Camfil is segmented in different business units, Comfort air, Clean Processes, Power Systems, Air Pollution Control, Airborne Molecular Contamination.
Camfil is a member of all technical committees, as for example ASHRAE in the US and Eurovent, the European branch organization, around the world and takes initiative to improve the standards and methods to guarantee the performance of air filters in all types, from coarse filters to fine air filters, micro filters and molecular filtration.
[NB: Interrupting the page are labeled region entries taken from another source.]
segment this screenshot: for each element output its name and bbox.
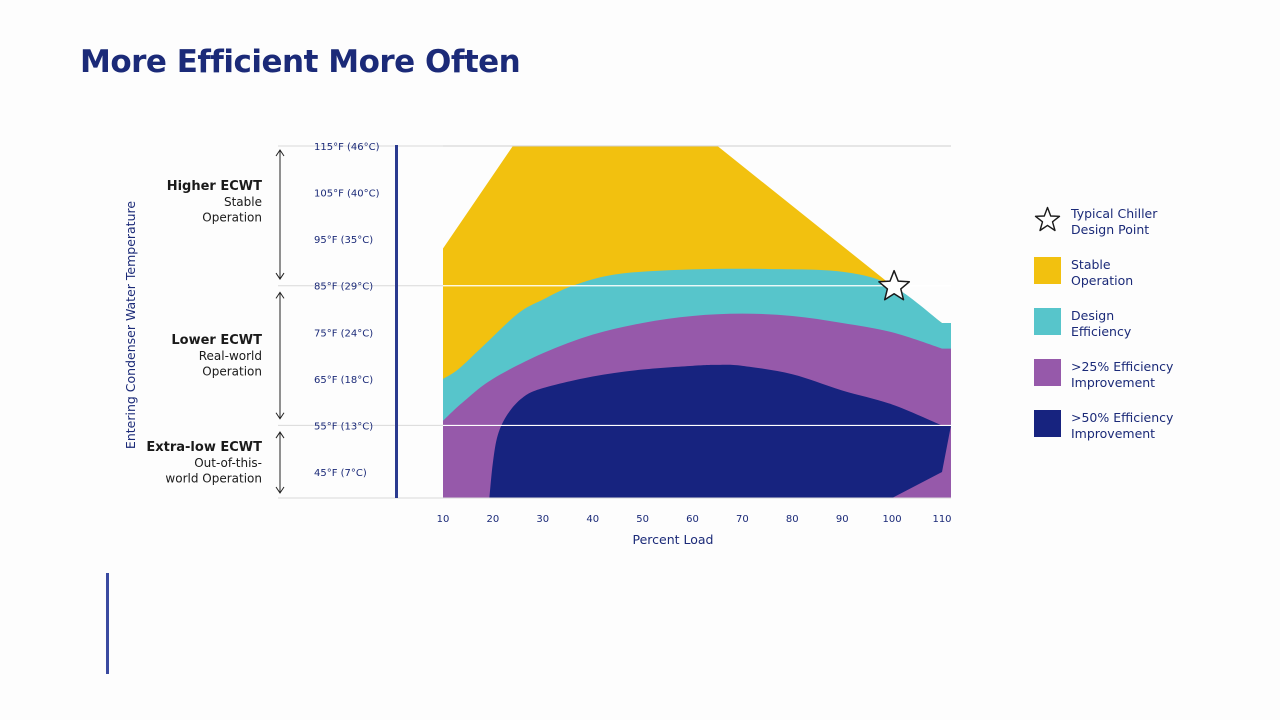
legend-swatch <box>1034 308 1061 335</box>
area-layers <box>443 146 951 498</box>
region-heading: Higher ECWT <box>167 179 262 194</box>
x-tick-label: 60 <box>686 514 699 525</box>
legend-item-design-point: Typical Chiller Design Point <box>1034 206 1201 238</box>
legend-swatch <box>1034 410 1061 437</box>
legend-label-line: >50% Efficiency <box>1071 410 1174 425</box>
legend-label-line: Stable <box>1071 257 1111 272</box>
y-tick-label: 105°F (40°C) <box>314 189 380 200</box>
region-subtext: Operation <box>202 365 262 379</box>
legend-label-line: Operation <box>1071 273 1134 288</box>
y-tick-label: 95°F (35°C) <box>314 235 373 246</box>
x-tick-label: 10 <box>437 514 450 525</box>
x-tick-label: 20 <box>487 514 500 525</box>
legend-label-line: Design Point <box>1071 222 1150 237</box>
y-tick-label: 115°F (46°C) <box>314 142 380 153</box>
legend-label-line: Improvement <box>1071 375 1156 390</box>
region-subtext: Real-world <box>199 349 262 363</box>
y-axis-label: Entering Condenser Water Temperature <box>123 201 138 449</box>
y-tick-label: 45°F (7°C) <box>314 468 367 479</box>
legend-label-line: Typical Chiller <box>1071 206 1158 221</box>
x-tick-label: 50 <box>636 514 649 525</box>
legend-item-stable-operation: Stable Operation <box>1034 257 1201 289</box>
legend-swatch <box>1034 359 1061 386</box>
x-tick-label: 30 <box>536 514 549 525</box>
y-tick-label: 75°F (24°C) <box>314 328 373 339</box>
legend-label-line: Efficiency <box>1071 324 1132 339</box>
region-arrow <box>275 149 285 280</box>
x-axis-label: Percent Load <box>633 532 714 547</box>
page-title: More Efficient More Often <box>80 44 521 80</box>
x-tick-label: 100 <box>883 514 902 525</box>
x-tick-label: 70 <box>736 514 749 525</box>
legend-item-50-percent: >50% Efficiency Improvement <box>1034 410 1201 442</box>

Camfil is an active member of the European branch organization, Eurovent, where all standards and new development regarding fine air filters are discussed and promoted. The latest project was to improve the European Energy Efficiency Classification for fine filters. The guide line, Eurovent 4/21-2014, is decided and the program, with classifying filters in A+ – E, from January 2015.
Indoor Air Quality
People drinks 2-3 liters of water, eats about 1 kg of food and breathe around 25 kg of air every 24 hours. We are very keen on food and beverage but do we know what we breathe? We need good air filters to remove the particles and pollution the ventilation unit brings in by the air. Not all filters are the same – even when they are in the same class. The new European standard for air filters (EN779:2012) came into force in 2012. Its purpose is to classify air filters based on their lowest filtration efficiency, Minimum Efficiency (ME). The standard is an initiative that we welcome and a step towards better indoor environments. The new standard will help to eradicate a number of problems. One of these is presented by electrostatic charged synthetic filters. While such filters can demonstrate good initial filtration efficiency, they discharge extremely rapidly. This entails a considerable deterioration in their air cleaning ability. Unfortunately, one result of the foregoing is that far too many European properties are now using F7 class filters that have ME values of between 5 and 10 percent. This means that as much as 90 to 95 percent of the contaminants in the outdoor air find their way into buildings and pollute the indoor environment. By basing classification on ME value, the new standard will force these filters out of the market. At the same time, it will contribute to the development of synthetic filter materials offering considerably higher particle separation.